Applying Duolink for protein interaction studies

In an interaction experiment using Duolink, two primary antibodies are used, one targeting each of the investigated proteins in an expected interaction. This concept is illustrated in Figure 2, where an interaction between SMAD2/3 and SMAD4 proteins is visualized. It is of importance that the two antibodies bind under identical conditions and that they are also able to bind their target when the target protein is interacting with its partner.

Figure 2: Visualization of protein interactions.

Images of mouse embryonic fibroblasts before (0 min) or after 25 min of TGF-β stimulation (25 min), or treated with the known TGF-β pathway inhibitor GW6604. One antibody was targeted against SMAD2/3 and one against SMAD4. Each PLA signal (red) is indicative of one detected interaction event. A clear increase in number of detected events is seen in the image showing cells 25 min after TGF-β stimulation. Nuclei (blue) are stained with Hoechst 33342 and actin is stained with FITC anti-actin (green). Images are kindly provided by A. Zieba, Uppsala University.

A nice example of the use of Duolink to verify an expected interaction was recently published for the proteins COUP-TFII and ProxI³. The interaction was first demonstrated using coimmunoprecipitation (coIP) on transfected HUVEC cells overexpressing COUP-TFII and ProxI, and a follow-up Duolink experiment showed that the interaction occurs in vivo. Importantly, using Duolink, the authors were able to show that the interaction also occurrs in HLDEC cells expressing the proteins at their physiological expression levels and that the interaction takes place at the expected cellular compartment, to further validate the data. Duolink would thus allow the interaction to be validated in situ without the need for generating transfected cell-lines. The specificity of the Duolink assay in the HLDECs was validated with siRNA knockdown using a specific or scrambled siRNA sequence.
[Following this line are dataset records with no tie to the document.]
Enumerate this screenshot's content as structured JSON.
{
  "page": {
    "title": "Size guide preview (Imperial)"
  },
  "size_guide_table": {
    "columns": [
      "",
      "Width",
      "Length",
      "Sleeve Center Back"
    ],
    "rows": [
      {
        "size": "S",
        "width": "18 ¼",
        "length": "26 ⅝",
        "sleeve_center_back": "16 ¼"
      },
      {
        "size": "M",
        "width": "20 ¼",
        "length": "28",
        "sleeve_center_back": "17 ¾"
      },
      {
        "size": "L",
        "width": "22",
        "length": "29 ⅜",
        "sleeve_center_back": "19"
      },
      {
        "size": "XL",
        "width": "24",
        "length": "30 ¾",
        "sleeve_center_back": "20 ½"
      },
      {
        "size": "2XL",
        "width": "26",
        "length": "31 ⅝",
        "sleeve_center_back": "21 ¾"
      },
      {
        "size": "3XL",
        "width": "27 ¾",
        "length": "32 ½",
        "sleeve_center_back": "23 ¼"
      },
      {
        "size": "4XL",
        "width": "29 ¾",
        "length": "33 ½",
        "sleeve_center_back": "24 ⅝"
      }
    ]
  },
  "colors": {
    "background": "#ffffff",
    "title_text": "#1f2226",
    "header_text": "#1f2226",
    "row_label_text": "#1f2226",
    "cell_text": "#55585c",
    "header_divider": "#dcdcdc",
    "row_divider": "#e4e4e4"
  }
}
Studying transient receptor dimerizations

Another recent report offers a good example of how Duolink can be used together with coIP to provide new biological information⁴. Although coIP detected VEGF-C ligand–induced heterodimerization, it failed to detect VEGF-A ligand–induced heterodimerization of receptors VEGFR2 and VEGFR3. The latter was, however, clearly detected using Duolink. Furthermore, the authors were able to utilize Duolink's unique feature of detecting homodimerization events. They thereby showed that VEGF-A induced homodimerization of only VEGFR2, whereas VEGF-C induced homodimerization of only VEGFR3, and both ligands were capable of inducing heterodimerization. By subjecting their images to quantitative image analysis, they also highlighted Duolink's ability to yield objectively quantifiable results. This allowed the authors to unambiguously characterize the efficiency of different VEGF isoforms in inducing receptor heterodimerization. This highlights the opportunities given by Duolink to study protein interactions at relevant expression levels and to complement coIP data, yielding new biological information.

Conclusions

In situ PLA, using Duolink reagents, is a straightforward process for reporting protein interactions with very high specificity in their natural context at physiological expression levels, and also for reporting homodimerization events. This is an efficient and simple method for both validation and characterization of protein interactions. In addition, covalently modified—for example, ubiqutinylated and SUMOylated⁵—proteins can also be studied in situ owing to the dual recognition format provided by Duolink.

The Duolink reagent series provides powerful yet simple means to quantitatively visualize post-translational modifications of proteins in fixed cells and tissue with exceptional specificity and sensitivity. There is no need to overexpress target proteins, and data interpretation is facilitated by countable spots, each representing a single-molecule event. The Duolink reagents are available with multiple species of primary antibodies to fit the unique application of the user.